Это особенное открылось больному в самом разнообразном и даже еще благоухающем, хотя и уже отцветшем виде — лекарственным средством, целительным и временами так сильно действующим, что из опасения душевно себе повредить я решался принимать его только чайными ложечками и сильно разбавленным.

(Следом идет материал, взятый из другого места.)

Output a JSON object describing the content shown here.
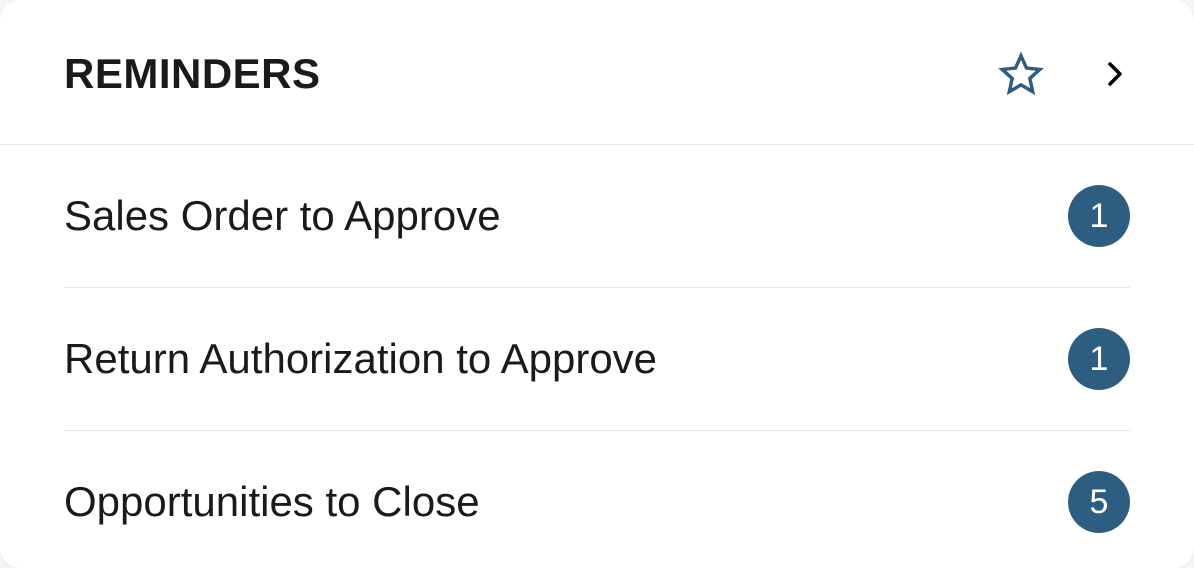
{
  "header": {
    "title": "REMINDERS"
  },
  "icons": {
    "star": "star-icon",
    "chevron": "chevron-right-icon"
  },
  "colors": {
    "badge_bg": "#2e5d82",
    "badge_fg": "#ffffff",
    "divider": "#e6e6e6",
    "text": "#1a1a1a",
    "star_stroke": "#2e5d82"
  },
  "reminders": [
    {
      "label": "Sales Order to Approve",
      "count": "1"
    },
    {
      "label": "Return Authorization to Approve",
      "count": "1"
    },
    {
      "label": "Opportunities to Close",
      "count": "5"
    }
  ]
}
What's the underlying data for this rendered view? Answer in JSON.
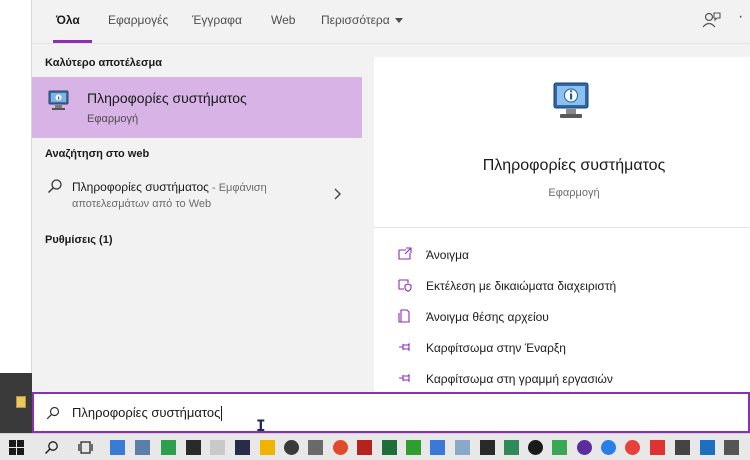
{
  "tabs": [
    {
      "label": "Όλα",
      "active": true
    },
    {
      "label": "Εφαρμογές"
    },
    {
      "label": "Έγγραφα"
    },
    {
      "label": "Web"
    },
    {
      "label": "Περισσότερα"
    }
  ],
  "accent_color": "#8b2fb3",
  "highlight_color": "#d7b3e6",
  "left": {
    "best_header": "Καλύτερο αποτέλεσμα",
    "best": {
      "title": "Πληροφορίες συστήματος",
      "subtitle": "Εφαρμογή",
      "icon": "system-information-icon"
    },
    "web_header": "Αναζήτηση στο web",
    "web": {
      "query": "Πληροφορίες συστήματος",
      "hint": " - Εμφάνιση",
      "second_line": "αποτελεσμάτων από το Web"
    },
    "settings_header": "Ρυθμίσεις (1)"
  },
  "preview": {
    "title": "Πληροφορίες συστήματος",
    "subtitle": "Εφαρμογή",
    "actions": [
      {
        "label": "Άνοιγμα",
        "icon": "open-icon"
      },
      {
        "label": "Εκτέλεση με δικαιώματα διαχειριστή",
        "icon": "run-as-admin-icon"
      },
      {
        "label": "Άνοιγμα θέσης αρχείου",
        "icon": "file-location-icon"
      },
      {
        "label": "Καρφίτσωμα στην Έναρξη",
        "icon": "pin-icon"
      },
      {
        "label": "Καρφίτσωμα στη γραμμή εργασιών",
        "icon": "pin-icon"
      }
    ]
  },
  "search": {
    "value": "Πληροφορίες συστήματος"
  }
}
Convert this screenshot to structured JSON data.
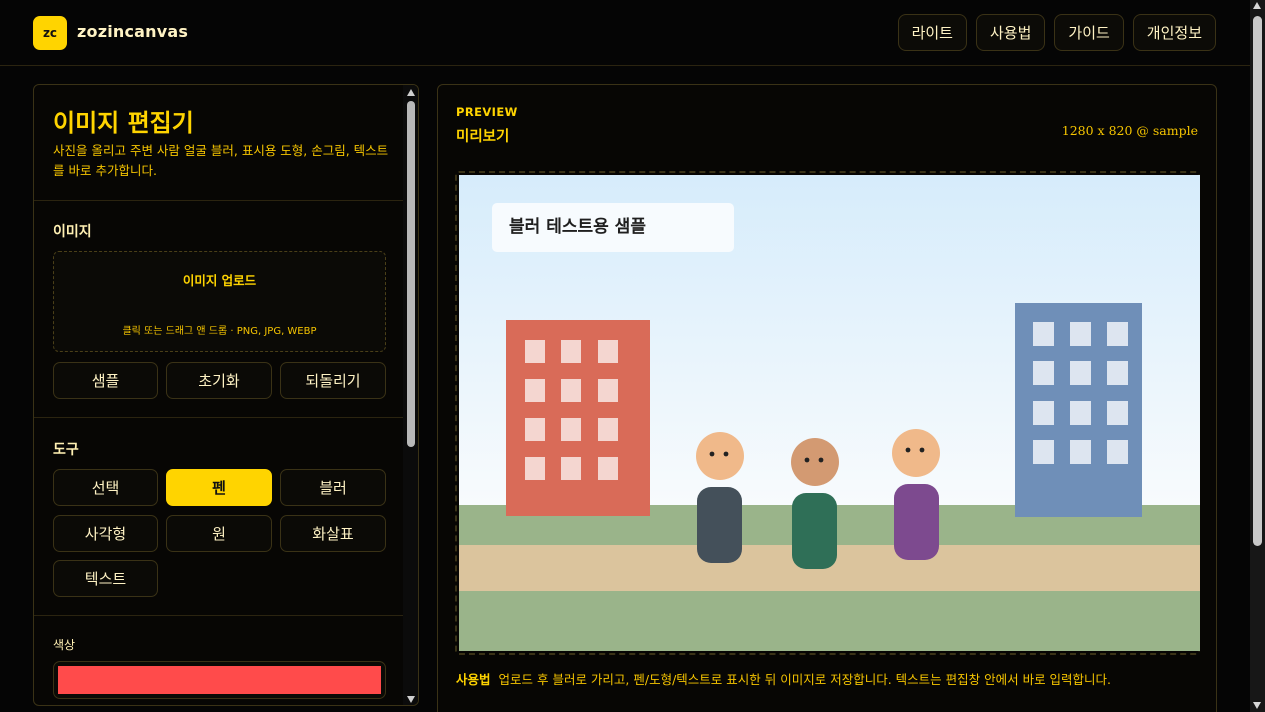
{
  "header": {
    "logo": "zc",
    "brand": "zozincanvas",
    "nav": [
      "라이트",
      "사용법",
      "가이드",
      "개인정보"
    ]
  },
  "editor": {
    "title": "이미지 편집기",
    "description": "사진을 올리고 주변 사람 얼굴 블러, 표시용 도형, 손그림, 텍스트를 바로 추가합니다.",
    "image_section": {
      "label": "이미지",
      "upload_title": "이미지 업로드",
      "upload_hint": "클릭 또는 드래그 앤 드롭 · PNG, JPG, WEBP",
      "buttons": [
        "샘플",
        "초기화",
        "되돌리기"
      ]
    },
    "tools_section": {
      "label": "도구",
      "tools": [
        "선택",
        "펜",
        "블러",
        "사각형",
        "원",
        "화살표",
        "텍스트"
      ],
      "active_tool": "펜"
    },
    "color_section": {
      "label": "색상",
      "value": "#ff4b4b"
    }
  },
  "preview": {
    "kicker": "PREVIEW",
    "title": "미리보기",
    "meta": "1280 x 820 @ sample",
    "canvas_label": "블러 테스트용 샘플",
    "usage_label": "사용법",
    "usage_text": "업로드 후 블러로 가리고, 펜/도형/텍스트로 표시한 뒤 이미지로 저장합니다. 텍스트는 편집창 안에서 바로 입력합니다."
  },
  "colors": {
    "accent": "#ffd400",
    "background": "#050505",
    "building_left": "#d96b58",
    "building_right": "#6f8fb8",
    "grass": "#9ab48a",
    "path": "#dbc49d"
  }
}
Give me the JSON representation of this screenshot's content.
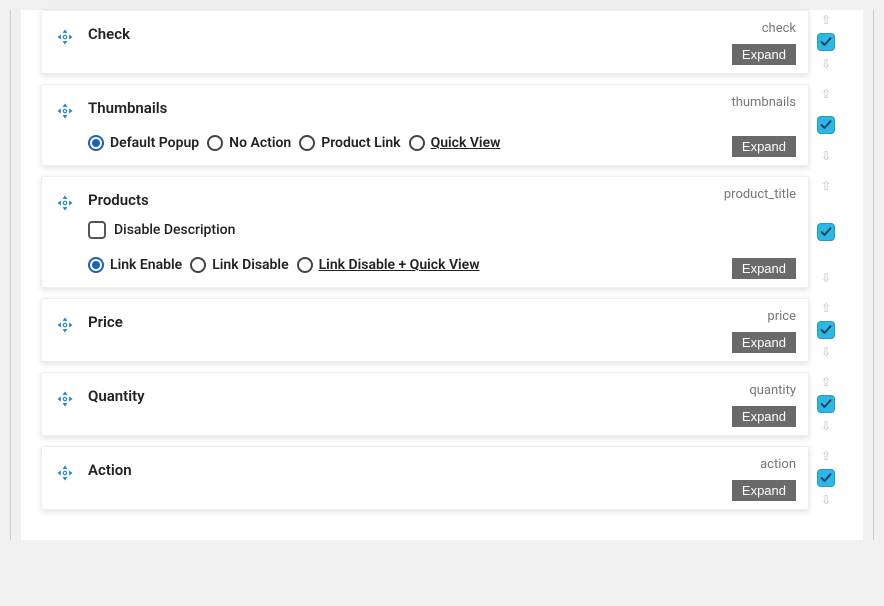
{
  "expand_label": "Expand",
  "panels": [
    {
      "id": "check",
      "title": "Check",
      "slug": "check",
      "enabled": true
    },
    {
      "id": "thumbnails",
      "title": "Thumbnails",
      "slug": "thumbnails",
      "enabled": true,
      "radios": {
        "group": "thumbnails_action",
        "selected": 0,
        "options": [
          {
            "label": "Default Popup"
          },
          {
            "label": "No Action"
          },
          {
            "label": "Product Link"
          },
          {
            "label": "Quick View",
            "underline": true
          }
        ]
      }
    },
    {
      "id": "products",
      "title": "Products",
      "slug": "product_title",
      "enabled": true,
      "checkbox": {
        "label": "Disable Description",
        "checked": false
      },
      "radios": {
        "group": "products_link",
        "selected": 0,
        "options": [
          {
            "label": "Link Enable"
          },
          {
            "label": "Link Disable"
          },
          {
            "label": "Link Disable + Quick View",
            "underline": true
          }
        ]
      }
    },
    {
      "id": "price",
      "title": "Price",
      "slug": "price",
      "enabled": true
    },
    {
      "id": "quantity",
      "title": "Quantity",
      "slug": "quantity",
      "enabled": true
    },
    {
      "id": "action",
      "title": "Action",
      "slug": "action",
      "enabled": true
    }
  ]
}
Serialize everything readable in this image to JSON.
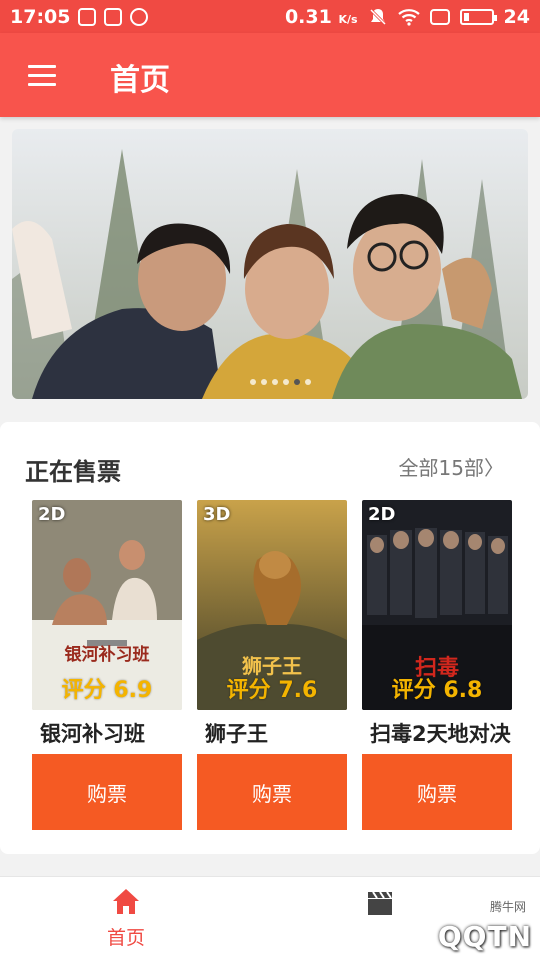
{
  "status_bar": {
    "time": "17:05",
    "speed": "0.31",
    "speed_unit": "K/s",
    "battery": "24"
  },
  "header": {
    "title": "首页",
    "menu_icon": "hamburger-menu-icon"
  },
  "banner": {
    "slide_count": 6,
    "active_slide": 5
  },
  "now_showing": {
    "title": "正在售票",
    "all_link": "全部15部〉",
    "movies": [
      {
        "dimension": "2D",
        "poster_title": "银河补习班",
        "score": "评分 6.9",
        "name": "银河补习班",
        "buy_label": "购票"
      },
      {
        "dimension": "3D",
        "poster_title": "狮子王",
        "score": "评分 7.6",
        "name": "狮子王",
        "buy_label": "购票"
      },
      {
        "dimension": "2D",
        "poster_title": "扫毒",
        "score": "评分 6.8",
        "name": "扫毒2天地对决",
        "buy_label": "购票"
      }
    ]
  },
  "bottom_nav": {
    "items": [
      {
        "label": "首页",
        "icon": "home-icon",
        "active": true
      },
      {
        "label": "",
        "icon": "clapperboard-icon",
        "active": false
      }
    ]
  },
  "watermark": {
    "main": "QQTN",
    "small": "腾牛网"
  },
  "colors": {
    "header": "#f8544c",
    "status_bar": "#f04a43",
    "buy_button": "#f55a23",
    "active_nav": "#f04a43"
  }
}
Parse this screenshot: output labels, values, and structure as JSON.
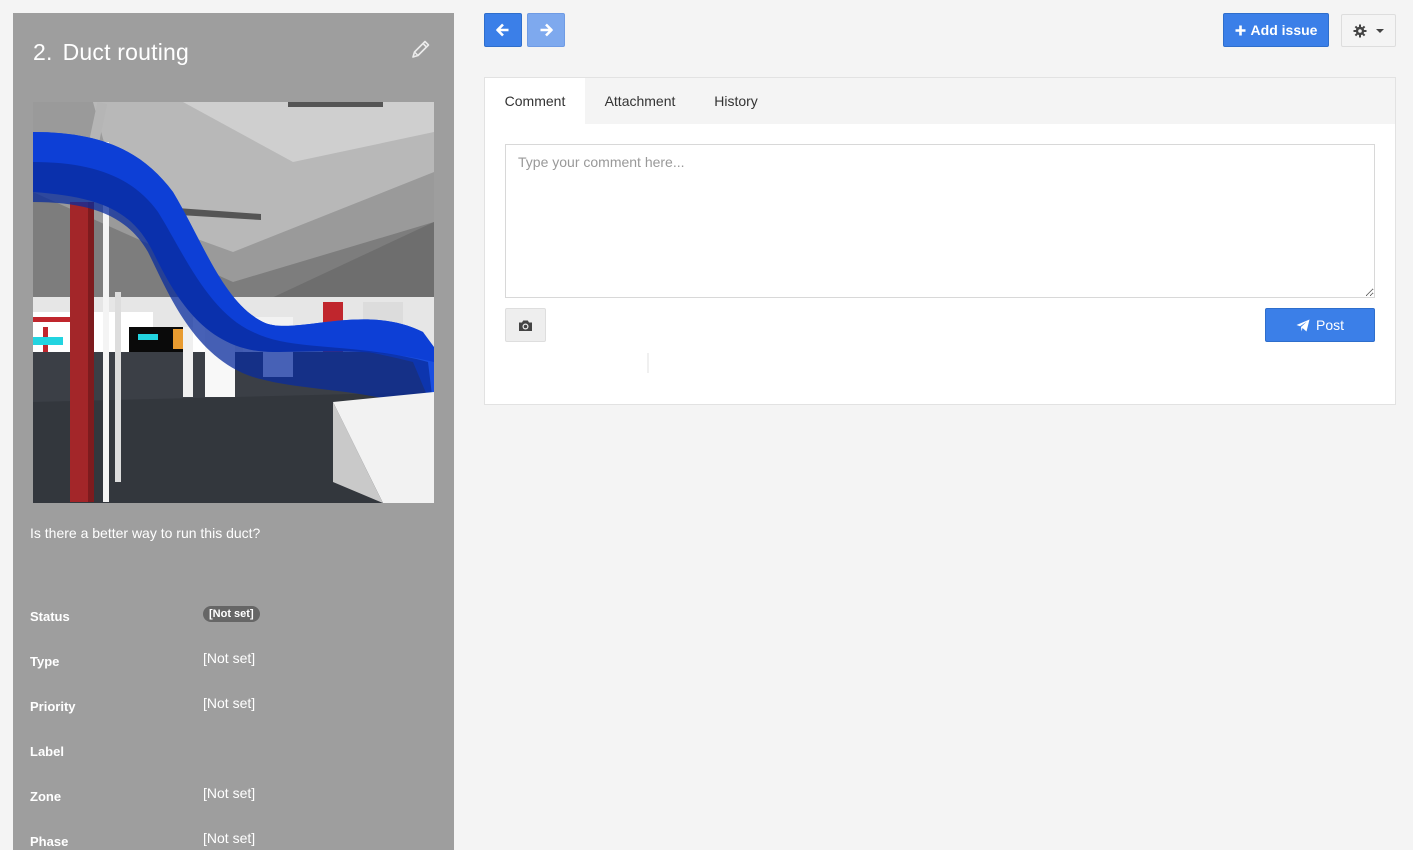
{
  "issue": {
    "number": "2.",
    "title": "Duct routing",
    "description": "Is there a better way to run this duct?",
    "snapshot_alt": "3D model snapshot"
  },
  "properties": {
    "status": {
      "label": "Status",
      "value": "[Not set]"
    },
    "type": {
      "label": "Type",
      "value": "[Not set]"
    },
    "priority": {
      "label": "Priority",
      "value": "[Not set]"
    },
    "label": {
      "label": "Label",
      "value": ""
    },
    "zone": {
      "label": "Zone",
      "value": "[Not set]"
    },
    "phase": {
      "label": "Phase",
      "value": "[Not set]"
    }
  },
  "toolbar": {
    "add_issue_label": "Add issue",
    "prev_icon": "arrow-left-icon",
    "next_icon": "arrow-right-icon",
    "settings_icon": "gear-icon"
  },
  "tabs": [
    {
      "label": "Comment",
      "active": true
    },
    {
      "label": "Attachment",
      "active": false
    },
    {
      "label": "History",
      "active": false
    }
  ],
  "comment": {
    "placeholder": "Type your comment here...",
    "value": "",
    "post_label": "Post",
    "camera_icon": "camera-icon"
  },
  "colors": {
    "primary": "#3b7fe8",
    "panel": "#9e9e9e",
    "background": "#f4f4f4",
    "duct": "#1a4fe0"
  }
}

Тем временем я открыл для себя и другое: что бурная радость по сути своей доставляет нам не меньшее потрясение, чем страдание — наивное осознание, настроившее меня, впрочем, на лучший лад, нежели почти одновременное новое прочтение «Дуинских элегий» Райнера Мария Рильке. Я снова и снова обращался к первой элегии, начало которой уж много лет как потрясло меня своей суровой агрессивностью: «Ибо прекрасное лишь начало ужасного». Что за кокетливый парадокс! Какая безответственно возвышенная болтовня с необозримыми последствиями! То ли моя смиренная любовь к этому мастеру, который мнился мне серафическим реалистом, дала течь? То ли я отказывался простить ему все, на что не хватало у меня понимания?

Я не впервые задавался этим вопросом. За последние годы он часто меня волновал, хоть никогда еще не звучал так настойчиво и безжалостно, как сейчас. До сих пор он оставался лишь одним из тех случайных поверхностных сомнений, которые известная рутина способна временно заглушить.

Как ни велика была, к примеру, моя смиренная любовь, питаемая все новыми его дарами, я все же не мог подавить в себе злорадную улыбку при виде того, как этот выспренний жеманник блуждает по запретным путям. Не говоря уже о том, что она, эта любовь, в свое время тактично закрыла глаза на «Корнета», от которого отмежевался и сам автор, — на это получившее широкую известность неудачное творение, коему насмешница судьба определила пребывать, в виде поэтического консерва, в ранцах за плечами достойных сожаления немецких юношей, дважды на протяжении человеческой жизни причинивших миру неисчислимые бедствия, — печальная, но заслуженная участь! Были, к сожалению, и другие неудачи, порожденные лишь верою их автора в свою поэтическую непогрешимость, невзирая на их чисто автоматическое происхождение, о чем так забавно рассказывает французский переводчик Рильке, Морис Беетц, в своей книге «Рильке в Париже». Не была ли эта «теория автоматического творчества», иначе говоря, версификаторства или рифмоплетства, это самоутверждение сбросившего с себя всякую ответственность поэтического «нутра» — не было ли оно чисто вынужденным решением? Не проявилось ли это сомнамбулическое творчество в том же «Корнете», на что указывает собственное признание Рильке, что эти стихи написаны горячечной ночью, в полубреду? Не было ли это «умение», которое Рильке приравнивает к неукротимой мощи пышущей чувственности, — не было ли оно уже тогда средством превозмочь то до отчаяния доводящее «fading»[33], те все больше затягивающиеся паузы творческого бесплодия, каким был подвержен поэт? Но как бы то ни было…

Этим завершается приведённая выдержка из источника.